Mmmmmm, very nice!! :thumb:

I didnt know you could get away with detailing in a car park, lol.


----------



## N8KOW (Aug 24, 2007)

Taaffy said:


> Nope I'm with you on that score ........put it next to a Gallardo and the R8's lines look compromised from certain angles....


But the R8 definitely has gallardo presence. Plus I'd have an R8 over a Gallardo any day of the week.


----------



## GlynRS2 (Jan 21, 2006)

Missed this before - looks stunning, great work


----------



## Pandy (Jan 19, 2008)

I just did a sex wee! :argie:


----------



## 3dr (Mar 1, 2008)

these look more like a pimped TT every time i see one, excellent work tho :thumb:, is that car technically an import then? how could it of been registered on uk plates outside of the UK?


----------



## quattrogmbh (May 15, 2007)

Very Very nice..

You don't have a higher res of photo #3 do ya :lol:


----------



## Jesse74 (Jul 19, 2008)

Lovely work! Did you treat the back glass with anything? Reason I ask is because I have a regular customer with an R8 and the inside of the back glass is always riddled with water spots... the water gets sucked in through the vents on the back glass. A RainX application works wonders for that problem. Don't know if you've ever done one of them before but if you clean it again be prepared to clan off a heap of soot from the entire backside... even under the spoiler. Oh and you may want to mention to the owner that under the bonnet (boot in this case) it may be in his best interest to put a clear bra to protect it because it will be infested with bugs and will stain the hell out of the paint, as Audi decided not to clear coat it. My customer's car looks like dog poo now when you lift up the boot... white with various bug colors.


----------



## *MAGIC* (Feb 22, 2007)

Clever Nickname said:


> Lovely work! Did you treat the back glass with anything? Reason I ask is because I have a regular customer with an R8 and the inside of the back glass is always riddled with water spots... the water gets sucked in through the vents on the back glass. A RainX application works wonders for that problem. Don't know if you've ever done one of them before but if you clean it again be prepared to clan off a heap of soot from the entire backside... even under the spoiler. Oh and you may want to mention to the owner that under the bonnet (boot in this case) it may be in his best interest to put a clear bra to protect it because it will be infested with bugs and will stain the hell out of the paint, as Audi decided not to clear coat it. My customer's car looks like dog poo now when you lift up the boot... white with various bug colors.

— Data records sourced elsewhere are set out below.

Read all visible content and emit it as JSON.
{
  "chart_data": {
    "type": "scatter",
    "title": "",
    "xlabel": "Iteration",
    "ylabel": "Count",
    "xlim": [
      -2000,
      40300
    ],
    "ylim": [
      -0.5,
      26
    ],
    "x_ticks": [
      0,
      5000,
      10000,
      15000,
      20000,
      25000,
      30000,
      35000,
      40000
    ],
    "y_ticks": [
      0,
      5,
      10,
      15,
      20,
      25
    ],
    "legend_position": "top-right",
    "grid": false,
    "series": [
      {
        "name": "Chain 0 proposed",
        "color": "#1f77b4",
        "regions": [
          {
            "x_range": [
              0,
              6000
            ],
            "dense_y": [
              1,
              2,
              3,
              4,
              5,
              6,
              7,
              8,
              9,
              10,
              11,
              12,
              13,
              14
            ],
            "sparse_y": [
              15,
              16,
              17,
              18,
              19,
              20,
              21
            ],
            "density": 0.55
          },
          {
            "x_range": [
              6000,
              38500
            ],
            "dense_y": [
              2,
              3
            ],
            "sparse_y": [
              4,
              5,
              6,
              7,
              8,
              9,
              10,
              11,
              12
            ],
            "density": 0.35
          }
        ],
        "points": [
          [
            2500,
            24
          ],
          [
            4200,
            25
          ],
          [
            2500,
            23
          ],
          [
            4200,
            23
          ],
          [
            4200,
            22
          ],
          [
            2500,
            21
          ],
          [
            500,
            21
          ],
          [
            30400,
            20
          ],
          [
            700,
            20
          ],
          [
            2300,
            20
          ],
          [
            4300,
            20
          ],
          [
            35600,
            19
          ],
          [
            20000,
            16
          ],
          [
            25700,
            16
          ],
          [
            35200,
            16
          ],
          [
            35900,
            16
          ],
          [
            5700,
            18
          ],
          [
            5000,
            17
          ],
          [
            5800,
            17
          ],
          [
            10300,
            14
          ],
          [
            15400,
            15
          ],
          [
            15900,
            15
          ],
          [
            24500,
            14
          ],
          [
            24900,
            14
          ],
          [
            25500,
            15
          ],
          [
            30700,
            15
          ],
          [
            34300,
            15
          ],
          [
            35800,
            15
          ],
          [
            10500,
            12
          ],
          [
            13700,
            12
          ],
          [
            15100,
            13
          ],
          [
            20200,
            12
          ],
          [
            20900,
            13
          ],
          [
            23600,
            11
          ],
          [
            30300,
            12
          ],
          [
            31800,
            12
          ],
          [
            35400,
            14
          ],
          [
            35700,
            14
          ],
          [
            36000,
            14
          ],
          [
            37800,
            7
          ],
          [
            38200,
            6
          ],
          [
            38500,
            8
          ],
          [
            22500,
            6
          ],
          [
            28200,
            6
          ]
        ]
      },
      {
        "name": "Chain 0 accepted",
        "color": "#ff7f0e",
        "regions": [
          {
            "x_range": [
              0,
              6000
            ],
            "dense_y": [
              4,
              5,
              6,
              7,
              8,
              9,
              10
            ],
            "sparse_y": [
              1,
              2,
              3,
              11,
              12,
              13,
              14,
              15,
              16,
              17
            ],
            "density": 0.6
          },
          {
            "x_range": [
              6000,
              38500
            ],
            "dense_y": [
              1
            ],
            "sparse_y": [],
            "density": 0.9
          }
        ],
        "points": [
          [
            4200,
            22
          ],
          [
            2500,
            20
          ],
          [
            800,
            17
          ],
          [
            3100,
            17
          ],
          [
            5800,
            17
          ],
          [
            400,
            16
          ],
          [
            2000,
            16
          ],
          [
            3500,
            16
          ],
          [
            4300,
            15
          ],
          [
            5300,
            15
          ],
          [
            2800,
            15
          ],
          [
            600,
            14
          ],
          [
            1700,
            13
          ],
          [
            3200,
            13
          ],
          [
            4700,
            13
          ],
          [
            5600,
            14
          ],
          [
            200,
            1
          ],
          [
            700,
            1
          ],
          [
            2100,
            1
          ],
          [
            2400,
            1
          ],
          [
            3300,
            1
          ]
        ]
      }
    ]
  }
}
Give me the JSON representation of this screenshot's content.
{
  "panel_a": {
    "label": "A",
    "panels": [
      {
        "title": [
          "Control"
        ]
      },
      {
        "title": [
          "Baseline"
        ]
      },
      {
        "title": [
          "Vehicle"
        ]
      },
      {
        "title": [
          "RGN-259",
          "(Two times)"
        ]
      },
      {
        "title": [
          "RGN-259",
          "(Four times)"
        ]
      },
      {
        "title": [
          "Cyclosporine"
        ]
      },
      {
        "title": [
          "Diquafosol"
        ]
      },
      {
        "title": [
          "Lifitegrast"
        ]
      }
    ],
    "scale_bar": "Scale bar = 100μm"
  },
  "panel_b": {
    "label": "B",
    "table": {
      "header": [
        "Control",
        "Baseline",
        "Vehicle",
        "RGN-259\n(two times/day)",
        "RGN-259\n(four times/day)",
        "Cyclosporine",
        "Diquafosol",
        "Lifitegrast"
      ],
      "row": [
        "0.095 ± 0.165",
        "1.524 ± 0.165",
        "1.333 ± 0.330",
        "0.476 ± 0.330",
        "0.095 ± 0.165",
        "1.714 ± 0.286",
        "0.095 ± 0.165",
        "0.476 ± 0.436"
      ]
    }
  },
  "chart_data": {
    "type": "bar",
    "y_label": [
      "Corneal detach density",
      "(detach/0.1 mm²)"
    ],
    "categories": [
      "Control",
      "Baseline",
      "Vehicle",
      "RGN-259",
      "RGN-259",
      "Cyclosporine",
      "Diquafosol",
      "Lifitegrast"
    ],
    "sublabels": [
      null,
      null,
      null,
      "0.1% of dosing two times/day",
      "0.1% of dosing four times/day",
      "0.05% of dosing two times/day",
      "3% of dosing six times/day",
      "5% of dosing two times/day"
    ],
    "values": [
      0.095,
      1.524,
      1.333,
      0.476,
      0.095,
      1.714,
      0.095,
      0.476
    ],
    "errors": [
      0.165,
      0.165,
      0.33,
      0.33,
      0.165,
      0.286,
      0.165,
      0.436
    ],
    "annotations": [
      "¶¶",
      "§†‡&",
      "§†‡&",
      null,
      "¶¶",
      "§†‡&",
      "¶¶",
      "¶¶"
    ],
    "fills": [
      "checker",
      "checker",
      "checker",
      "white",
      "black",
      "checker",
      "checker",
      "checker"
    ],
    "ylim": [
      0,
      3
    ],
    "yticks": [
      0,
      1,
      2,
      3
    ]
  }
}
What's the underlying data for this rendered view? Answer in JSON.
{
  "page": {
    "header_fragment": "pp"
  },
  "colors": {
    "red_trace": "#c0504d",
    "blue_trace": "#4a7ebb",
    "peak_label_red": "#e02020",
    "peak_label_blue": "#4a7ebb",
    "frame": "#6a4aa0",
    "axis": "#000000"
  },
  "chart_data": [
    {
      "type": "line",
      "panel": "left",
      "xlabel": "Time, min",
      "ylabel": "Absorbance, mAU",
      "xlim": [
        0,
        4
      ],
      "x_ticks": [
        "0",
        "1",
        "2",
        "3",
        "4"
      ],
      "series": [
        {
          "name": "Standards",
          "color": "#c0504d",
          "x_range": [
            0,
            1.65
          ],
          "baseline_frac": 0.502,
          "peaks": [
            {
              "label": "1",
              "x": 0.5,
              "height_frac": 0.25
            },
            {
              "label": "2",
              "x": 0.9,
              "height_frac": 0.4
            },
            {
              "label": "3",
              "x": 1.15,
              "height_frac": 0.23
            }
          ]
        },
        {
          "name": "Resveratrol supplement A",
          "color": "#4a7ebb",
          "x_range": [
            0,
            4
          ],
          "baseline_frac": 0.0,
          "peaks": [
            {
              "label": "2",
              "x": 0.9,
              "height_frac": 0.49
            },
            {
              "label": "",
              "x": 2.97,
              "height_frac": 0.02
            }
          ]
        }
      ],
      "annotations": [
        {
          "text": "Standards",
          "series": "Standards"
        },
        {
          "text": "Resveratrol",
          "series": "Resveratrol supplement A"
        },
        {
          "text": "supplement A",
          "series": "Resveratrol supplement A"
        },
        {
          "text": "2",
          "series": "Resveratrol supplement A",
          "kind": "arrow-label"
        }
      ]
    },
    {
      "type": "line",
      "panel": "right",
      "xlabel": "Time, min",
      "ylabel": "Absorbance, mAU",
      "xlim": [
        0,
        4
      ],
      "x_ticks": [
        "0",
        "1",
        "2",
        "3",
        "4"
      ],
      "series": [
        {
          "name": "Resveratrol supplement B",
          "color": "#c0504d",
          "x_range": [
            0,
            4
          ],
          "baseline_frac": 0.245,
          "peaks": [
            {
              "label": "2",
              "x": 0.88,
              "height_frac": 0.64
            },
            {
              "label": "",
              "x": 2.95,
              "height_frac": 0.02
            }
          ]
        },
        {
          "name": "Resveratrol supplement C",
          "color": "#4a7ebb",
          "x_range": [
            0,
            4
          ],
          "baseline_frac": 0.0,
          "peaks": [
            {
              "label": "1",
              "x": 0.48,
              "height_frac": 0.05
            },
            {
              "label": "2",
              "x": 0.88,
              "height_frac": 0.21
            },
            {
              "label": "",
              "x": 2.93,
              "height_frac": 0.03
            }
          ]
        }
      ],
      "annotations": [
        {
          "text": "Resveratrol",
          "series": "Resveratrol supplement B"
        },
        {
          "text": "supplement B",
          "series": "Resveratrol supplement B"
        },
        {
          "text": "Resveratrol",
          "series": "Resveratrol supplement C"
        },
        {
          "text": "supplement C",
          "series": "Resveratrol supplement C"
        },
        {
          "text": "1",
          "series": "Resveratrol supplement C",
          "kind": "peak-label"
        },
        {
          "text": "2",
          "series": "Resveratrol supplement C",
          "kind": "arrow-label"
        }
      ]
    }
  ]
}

Cheers for the info and yes after cleaning the glass is treated with rain x :thumb:

Robbie


----------



## *MAGIC* (Feb 22, 2007)

MatrixGuy said:


> Mmmmmm, very nice!! :thumb:
> 
> I didnt know you could get away with detailing in a car park, lol.


Central London-- need i say more :lol:


----------



## *MAGIC* (Feb 22, 2007)

quattrogmbh said:


> Very Very nice..
> 
> You don't have a higher res of photo #3 do ya :lol:


Ill check mate :thumb:


----------



## *MAGIC* (Feb 22, 2007)

ahaydock said:


> Cheers and please do fella :thumb:


Not liking the DG towels if im honest ill be sticking with the Sonus :thumb:


----------



## shabba (Sep 28, 2008)

ahhh "vorsprung durch detailing"  like tsee schermans would say 

super car and super job mate !!

QUESTION:
isn't that building in the 3 pic the one one of a james bond movie..the mi-6 headquartes or so?


----------



## Petrol-head (May 26, 2008)

Stunning!!! I want one


----------



## *MAGIC* (Feb 22, 2007)

shabba said:


> ahhh "vorsprung durch detailing"  like tsee schermans would say
> 
> super car and super job mate !!
> 
> ...


It is the MI but not sure about the james bond movie :thumb:


----------



## sunilbass (Apr 23, 2009)

top work mate, quick question, what did u use for the fuel filler? i did my mates one today.. it had water marks that i could not shift with qd! cheers


----------



## PaulN (Jan 17, 2008)

Nice job there, must be strange but handy washing in under ground carparks....

Was there no need for ZAIO before the Z2 then?

Cheers

PaulN


----------



## Edward101 (Jun 5, 2009)

Great work as usual mate :thumb:. Some nice flake pop aswell


----------



## Planet Admin (Jul 11, 2009)

Nice work. :thumb:


----------



## Simonhi (Jun 6, 2009)

A car worth traveling for ... I've loved this car from the moment it was launched.

I Saw one cut in half at Goodwood festival of speed (the whole car, the engine block everything) on the Audi stand and every single component is amazing to see in the flesh just to so what goes to make a car like this. 

Cracking finish again Robbie.


----------



## *MAGIC* (Feb 22, 2007)

Simonhi said:


> A car worth traveling for ... I've loved this car from the moment it was launched.
> 
> I Saw one cut in half at Goodwood festival of speed (the whole car, the engine block everything) on the Audi stand and every single component is amazing to see in the flesh just to so what goes to make a car like this.
> 
> Cracking finish again Robbie.


I must say I am a sucker for the R8 :argie:


----------



## Envy Car Care (Aug 17, 2006)

Looks great Robbie. Only seen 4 on the road now. The most recent was a white one in Nottingham yesterday.
On my hit list to do one LOL


----------



## davidrogers190 (Dec 17, 2007)

My friend is picking up a brand new 59 plate one tomorrow. As you can imagine im rather excited.


----------



## *MAGIC* (Feb 22, 2007)

davidrogers190 said:


> My friend is picking up a brand new 59 plate one tomorrow. As you can imagine im rather excited.


Give him my number and tell him I do a mean protection detail 

Robbie


----------



## paddy328 (Mar 4, 2007)

there is a white v10 one that drives around here. There are a couple of silver ones, a black one and a red one too. Common as muck lol.


----------